Старик повиновался, ведь сейчас он был тем, кто просит, а сын — тем, кто приказывает.
— По-видимому, — продолжал Эммануэле, — тирания, от имени которой вы пришли сюда, ненасытно жаждет крови патриотов. Но ей мало этого, ей подавай еще и их честь — в обмен на ту позорную жизнь, что мне предлагают, она требует… сколько других голов?.. Вы не знаете отец? Следовало назвать вам точное число! Ах, говорил же я, что от этой женщины не могло исходить ничего доброго. Как только вы упомянули о ней, назвали имя достойной подруги ее величества, я почувствовал, что надежды больше нет… Полно, полно! Отец мой, позвольте же мне умереть! О, я знаю, свобода обойдется Неаполю дорого: чтобы ее семена взошли, должны пролиться реки крови. Но не забывайте, первая кровь, которая будет пролита, останется и самой славной. Подумайте еще, что за жалкое прозябание вы мне предлагаете! Бежать? Но в каких неведомых землях, в каком безлюдном уголке мы спрячем свой стыд? Нет, уймите вашу скорбь, утешьтесь сознанием, что я умираю невинным и моя смерть станет данью моей честности. Давайте же оба, вы и я, отважно встретим краткий миг страдания. Настанет день, когда история отведет моему имени славную страницу, и тогда вы скажете с гордостью: «Тот, кому я дал жизнь, одним из первых пожертвовал ею ради своего отечества!»
— Что ж, я понимаю: ты отказываешься от жизни, которую тебе предлагают на подобных условиях. Но позволь мне еще раз увидеться с королевой, чтобы умолять ее о помиловании, которое ты мог бы принять не краснея! Я уверен, что, увидев меня у своих ног, услышав мои заклинания, мои мольбы, она смягчится.

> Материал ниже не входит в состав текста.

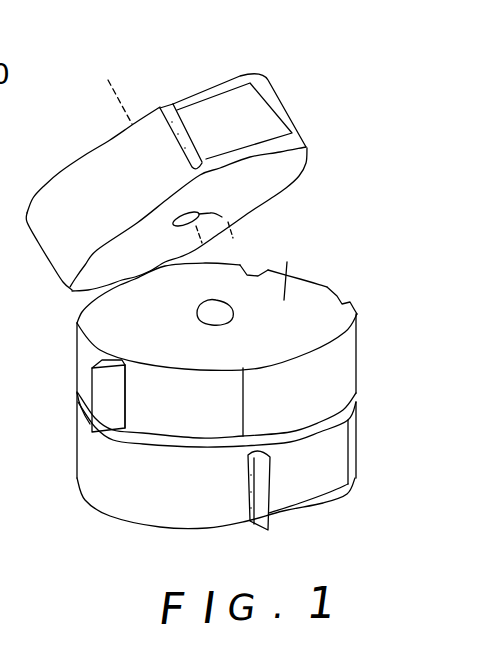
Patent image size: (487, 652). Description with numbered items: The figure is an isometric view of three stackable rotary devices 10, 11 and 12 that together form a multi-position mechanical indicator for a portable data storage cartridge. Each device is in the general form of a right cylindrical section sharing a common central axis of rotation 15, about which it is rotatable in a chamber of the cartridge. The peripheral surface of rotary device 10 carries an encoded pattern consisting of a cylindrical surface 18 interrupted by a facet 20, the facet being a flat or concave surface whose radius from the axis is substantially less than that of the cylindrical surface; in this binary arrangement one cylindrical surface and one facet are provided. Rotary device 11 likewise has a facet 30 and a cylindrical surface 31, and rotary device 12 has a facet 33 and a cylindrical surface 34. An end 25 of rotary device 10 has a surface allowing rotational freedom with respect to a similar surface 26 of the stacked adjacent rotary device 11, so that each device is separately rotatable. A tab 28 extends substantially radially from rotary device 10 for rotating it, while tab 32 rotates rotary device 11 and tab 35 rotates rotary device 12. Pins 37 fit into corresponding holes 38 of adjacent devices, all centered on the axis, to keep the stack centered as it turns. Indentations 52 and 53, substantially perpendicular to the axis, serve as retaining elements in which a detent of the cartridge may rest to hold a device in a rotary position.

The stackable rotary device 10 is at (307, 163).
The stackable rotary device 11 is at (338, 292).
The stackable rotary device 12 is at (357, 437).
The central axis of rotation 15 is at (113, 83).
The cylindrical surface 18 is at (128, 171).
The facet 20 is at (232, 122).
The end of the right cylindrical section 25 is at (245, 187).
The surface 26 is at (287, 262).
The tab 28 is at (168, 100).
The facet 30 is at (183, 400).
The cylindrical surface 31 is at (82, 370).
The tab 32 is at (77, 392).
The facet 33 is at (306, 469).
The cylindrical surface 34 is at (192, 480).
The tab 35 is at (260, 532).
The pin 37 is at (204, 306).
The hole 38 is at (218, 234).
The indentation 52 is at (253, 273).
The indentation 53 is at (350, 303).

— Не делайте этого, отец! О нет, во имя Неба, не надо! Разве вы не видите, что эта женщина прямой дорогой приближается к гибельной бездне, а добрый поступок, возможно, выведет ее на путь спасения. Час падения тиранов настал; Каролина, подобно своей сестре Марии Антуанетте, предала свою страну, нарушила супружескую верность! Ей мало было бесстыдных амурных интриг, теперь она вдобавок предалась извращенной любви! Князя Караманико, кавалера храброго и честного, вытеснил из ее сердца интриган-ирландец сомнительного происхождения, которого выгнали из французского флота за какое-то позорное дело и который теперь только и знает, что жиреть на неаполитанском золоте! Низкий подручный своей коронованной любовницы, он притесняет нас, даже не питая к нам личной ненависти. Наконец, ныне удачливой соперницей этого Актона, снискавшей особые милости Марии Каролины, стала низкопробная куртизанка, уличная девка, подобранная каким-то шарлатаном на тротуарах Хеймаркета. Королева воображает, будто вознесла эту продажную тварь на высоту трона, где восседает она сама, но, по сути, все наоборот, и это королева унизилась до уровня дома терпимости, откуда вышла эта проститутка… Нет, отец, не просите ни о чем эту бездушную троицу! Мы до сих пор жили честно, так умрем же чистыми, как жили!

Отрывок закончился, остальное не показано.